Manchester Theatre Awards

> Independent informed reviews by the region’s most experienced critics

Mamma Mia

Judy Craymer & Catherine Johnson
Palace Theatre, Manchester
26 April 2011 to 18 June 2011

Most musical theatre producers would be content if you walk away humming a handful of songs from their show . . .

Here the audience always arrives word-perfect, their skills honed by karaoke-soaked immersion in music that has achieved a continuing familiarity no-one would have guessed at back in the 70s heyday of Swedish hit-makers Abba.

While everyone else purged their memory of those years of stack heels and gleaming Lycra musical producer Judy Craymer listened to the music all over again, and spotted the stories embedded in each of the songs.

Threaded together in a narrative supplied by writer Catherine Johnson it became Mamma Mia! And the rest, as they say, is musical theatre history . . .

Melding the drama of the music to a jolly romp of a story makes it something of a musical masterpiece. Indeed with its Mediterranean island setting and intricate plotting it’s a story Shakespeare himself would not have been ashamed to shake a quill at . . .

Now on its second visit to Manchester this international tour is busy mopping up the remainder of the world’s population who may not yet have experienced the phenomenon.

Naturally it’s a well-drilled travelling production, and can manage without star names in a show where it has always been the songs given top billing.

No-one however, can stop Sara Poyzer wringing every emotional drop from One of Us, or provoking a parental lump in the throat at Slipping Through My Fingers, while sidekicks Kate Graham and Jennie Dale are much less subtle in their respective roles.

Indeed the whole production has acquired an added bump and grind that now anticipates the demands of its Hen Party following.

But be warned, not content with the world domination of Mamma Mia!, Judy Craymer has now turned her attention to the Spice Girls.

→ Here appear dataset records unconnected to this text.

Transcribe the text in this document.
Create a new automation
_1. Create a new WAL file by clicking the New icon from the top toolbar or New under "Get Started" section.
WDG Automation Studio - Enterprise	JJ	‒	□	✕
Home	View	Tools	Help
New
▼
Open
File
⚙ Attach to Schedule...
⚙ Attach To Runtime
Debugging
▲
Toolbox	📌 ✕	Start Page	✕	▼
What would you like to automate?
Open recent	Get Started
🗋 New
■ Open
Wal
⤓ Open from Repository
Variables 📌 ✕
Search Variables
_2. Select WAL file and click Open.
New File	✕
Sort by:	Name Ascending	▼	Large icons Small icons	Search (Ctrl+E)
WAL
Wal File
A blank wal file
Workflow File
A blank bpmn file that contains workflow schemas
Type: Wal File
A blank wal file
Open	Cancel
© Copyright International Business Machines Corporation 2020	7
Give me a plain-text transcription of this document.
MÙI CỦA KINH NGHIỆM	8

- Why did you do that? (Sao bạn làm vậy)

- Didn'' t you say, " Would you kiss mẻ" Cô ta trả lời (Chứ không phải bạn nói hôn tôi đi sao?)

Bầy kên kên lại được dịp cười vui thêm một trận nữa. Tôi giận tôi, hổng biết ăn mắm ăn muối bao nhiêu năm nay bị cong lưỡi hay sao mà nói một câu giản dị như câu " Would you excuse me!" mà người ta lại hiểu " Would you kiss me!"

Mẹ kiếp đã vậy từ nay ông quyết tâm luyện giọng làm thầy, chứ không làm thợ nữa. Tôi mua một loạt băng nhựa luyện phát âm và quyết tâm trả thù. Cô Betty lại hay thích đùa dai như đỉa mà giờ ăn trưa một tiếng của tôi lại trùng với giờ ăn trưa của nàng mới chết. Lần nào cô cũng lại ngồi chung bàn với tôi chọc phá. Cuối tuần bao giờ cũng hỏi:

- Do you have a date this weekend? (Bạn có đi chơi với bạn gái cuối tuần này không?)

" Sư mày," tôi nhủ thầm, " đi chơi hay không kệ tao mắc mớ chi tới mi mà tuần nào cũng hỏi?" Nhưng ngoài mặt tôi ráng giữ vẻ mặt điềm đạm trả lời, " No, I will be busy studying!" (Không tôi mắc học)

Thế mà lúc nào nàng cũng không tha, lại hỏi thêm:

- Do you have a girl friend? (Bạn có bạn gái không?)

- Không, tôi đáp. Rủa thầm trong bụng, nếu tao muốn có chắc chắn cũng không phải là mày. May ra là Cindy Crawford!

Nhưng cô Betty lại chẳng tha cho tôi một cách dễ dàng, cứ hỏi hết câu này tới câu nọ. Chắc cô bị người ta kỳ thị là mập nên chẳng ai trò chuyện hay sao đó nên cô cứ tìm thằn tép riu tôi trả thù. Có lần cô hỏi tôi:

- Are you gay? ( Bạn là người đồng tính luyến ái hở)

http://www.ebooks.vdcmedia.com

Why didn’t the rest of us think of that?

Reviewer: David Upton


Comment by Alan Hulme

Seemingly unstoppable but viewed rationally, without the hysteria that appears to be obilgatory for this sort of show these days, it's a pleasant enough, clever enough re-use of the Abba songbook that whiles away a couple of hours without stretching one's intellect.

Why it has been and remains so popular is a mystery to me but I'm pleased for director Phyllida LLoyd, whom it has made rich beyond anything she can have dreamed of when she was one of the very best artistic directors the Royal Exchange ever had.